The engineering of safe hydraulic stimulations for EGS development in hot crystalline rock masses

Abstract

Two types of hydraulic stimulation may be considered for the development of Enhanced Geothermal Systems (EGS), namely hydraulic fracturing and shear induced dilatancy. Only shear induced dilatancy has been found efficient for the shallow (750 m deep) granite test site at Le Mayet de Montagne.On this site, integration of focal mechanisms of induced seismic activity together with results from Hydraulic Tests on Pre-existing Fractures has provided a well constrained characterization of the complete regional stress field. Combination of this regional stress field characterization with focal mechanisms help map the pore pressure and its heterogeneity.
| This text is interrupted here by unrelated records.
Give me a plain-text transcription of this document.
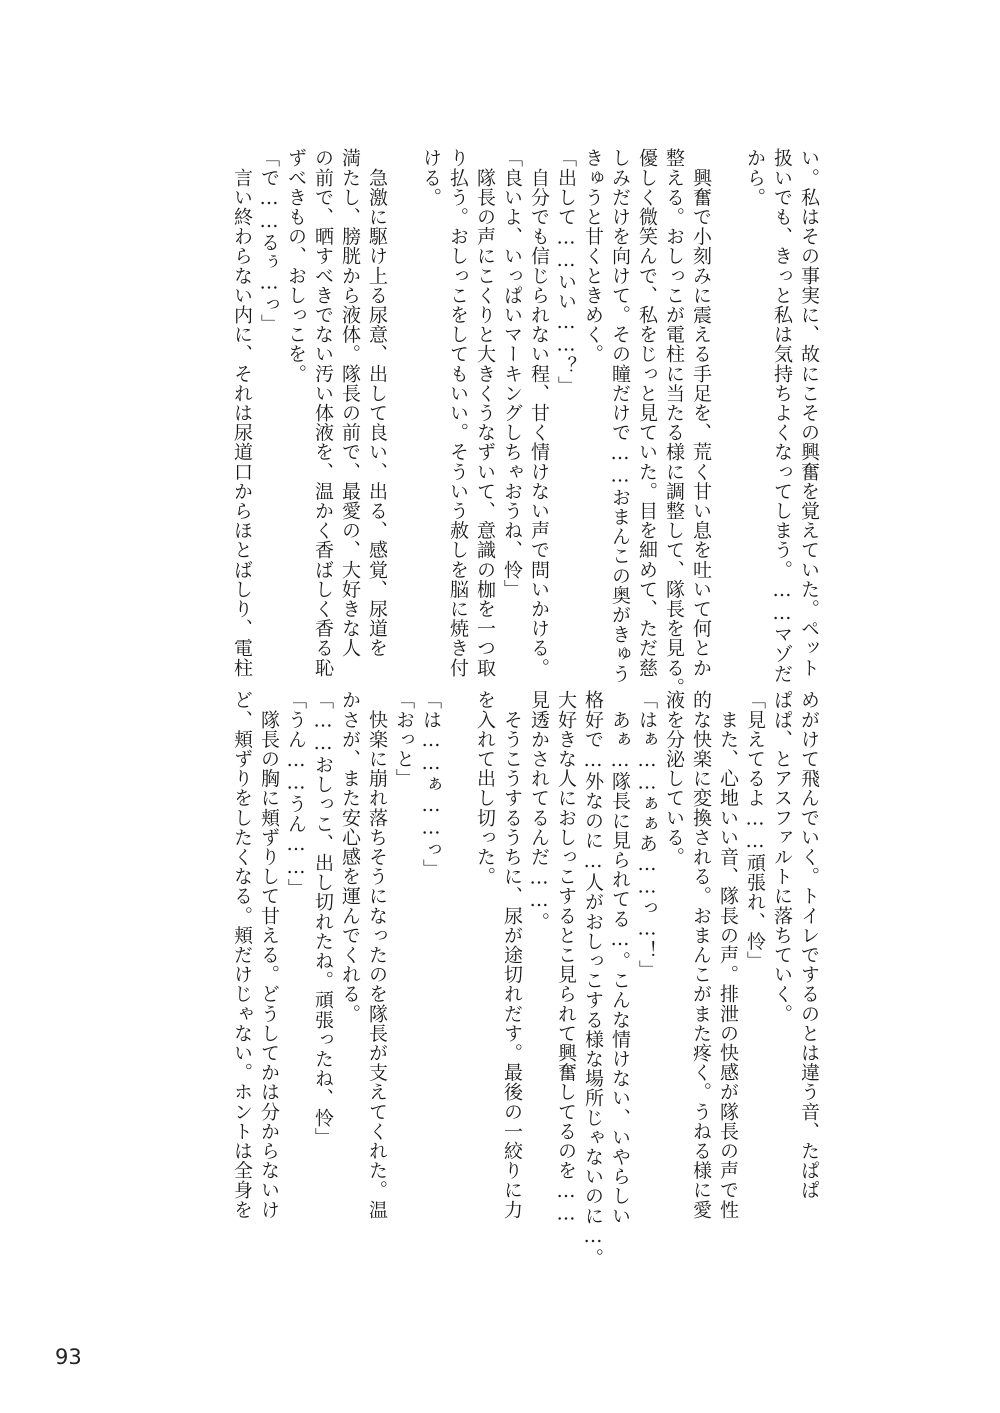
い。私はその事実に、故にこその興奮を覚えていた。ペット
扱いでも、きっと私は気持ちよくなってしまう。……マゾだ
から。

　興奮で小刻みに震える手足を、荒く甘い息を吐いて何とか
整える。おしっこが電柱に当たる様に調整して、隊長を見る。
優しく微笑んで、私をじっと見ていた。目を細めて、ただ慈
しみだけを向けて。その瞳だけで……おまんこの奥がきゅう
きゅうと甘くときめく。
「出して……いい……？」
　自分でも信じられない程、甘く情けない声で問いかける。
「良いよ、いっぱいマーキングしちゃおうね、怜」
　隊長の声にこくりと大きくうなずいて、意識の枷を一つ取
り払う。おしっこをしてもいい。そういう赦しを脳に焼き付
ける。

　急激に駆け上る尿意、出して良い、出る、感覚、尿道を
満たし、膀胱から液体。隊長の前で、最愛の、大好きな人
の前で、晒すべきでない汚い体液を、温かく香ばしく香る恥
ずべきもの、おしっこを。
「で……るぅ…っ」
　言い終わらない内に、それは尿道口からほとばしり、電柱
めがけて飛んでいく。トイレでするのとは違う音、たぱぱ
ぱぱ、とアスファルトに落ちていく。
「見えてるよ……頑張れ、怜」
　また、心地いい音、隊長の声。排泄の快感が隊長の声で性
的な快楽に変換される。おまんこがまた疼く。うねる様に愛
液を分泌している。
「はぁ……ぁぁあ……っ…！」
　あぁ…隊長に見られてる…。こんな情けない、いやらしい
格好で…外なのに…人がおしっこする様な場所じゃないのに…。
大好きな人におしっこするとこ見られて興奮してるのを……
見透かされてるんだ……。
　そうこうするうちに、尿が途切れだす。最後の一絞りに力
を入れて出し切った。

「は……ぁ……っ」
「おっと」
　快楽に崩れ落ちそうになったのを隊長が支えてくれた。温
かさが、また安心感を運んでくれる。
「……おしっこ、出し切れたね。頑張ったね、怜」
「うん……うん……」
　隊長の胸に頬ずりして甘える。どうしてかは分からないけ
ど、頬ずりをしたくなる。頬だけじゃない。ホントは全身を
93
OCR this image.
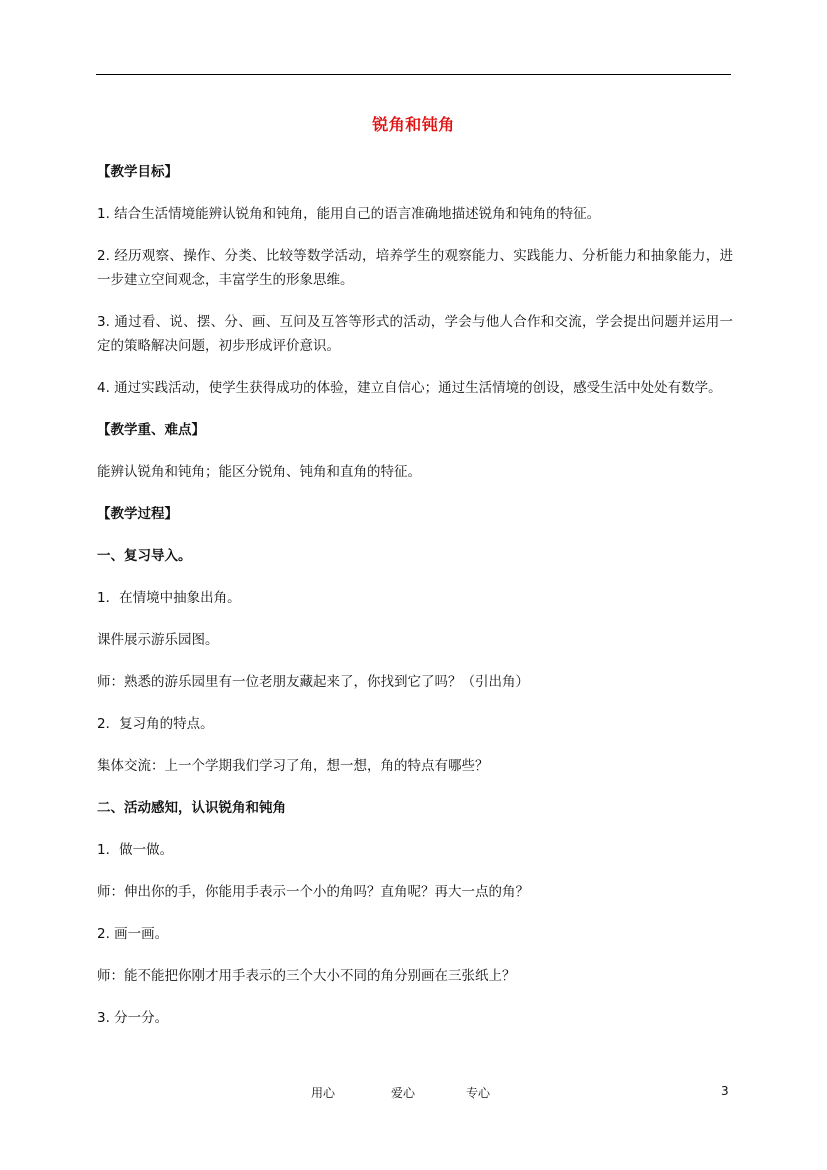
锐角和钝角

【教学目标】

1. 结合生活情境能辨认锐角和钝角，能用自己的语言准确地描述锐角和钝角的特征。

2. 经历观察、操作、分类、比较等数学活动，培养学生的观察能力、实践能力、分析能力和抽象能力，进一步建立空间观念，丰富学生的形象思维。

3. 通过看、说、摆、分、画、互问及互答等形式的活动，学会与他人合作和交流，学会提出问题并运用一定的策略解决问题，初步形成评价意识。

4. 通过实践活动，使学生获得成功的体验，建立自信心；通过生活情境的创设，感受生活中处处有数学。

【教学重、难点】

能辨认锐角和钝角；能区分锐角、钝角和直角的特征。

【教学过程】

一、复习导入。

1．在情境中抽象出角。

课件展示游乐园图。

师：熟悉的游乐园里有一位老朋友藏起来了，你找到它了吗？（引出角）

2．复习角的特点。

集体交流：上一个学期我们学习了角，想一想，角的特点有哪些？

二、活动感知，认识锐角和钝角

1．做一做。

师：伸出你的手，你能用手表示一个小的角吗？直角呢？再大一点的角？

2. 画一画。

师：能不能把你刚才用手表示的三个大小不同的角分别画在三张纸上？

3. 分一分。

用心	爱心	专心	3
This integrated inversion demonstrates that a Representative Elementary Volume (REV) of the order of 30x30x30 m3 may be defined for the absolute stress characterization, but cannot be used for the definition of effective stresses in this shallow depth environment.But the development by shear induced dilatancy of two EGS reservoirs at Soultz-sous-forêts have demonstrated the validity of contemplating large VER for characterizing effective stresses for depths greater than 2.8 km in this impervious granite massif. Stress measurements conducted on this site together with the stabilization of injection pressure at a given plateau, independent of the flow rate, have been found to be consistent with the development of fresh shear zones characterized by the Hoek and Brown criterion.Shear induced dilatancy has generated aseismic slips at Le Mayet de Montagne as well as for both the reservoirs developed at Soultz. This opens the way to developing safe shear induced dilatancy through appropriate injection protocols.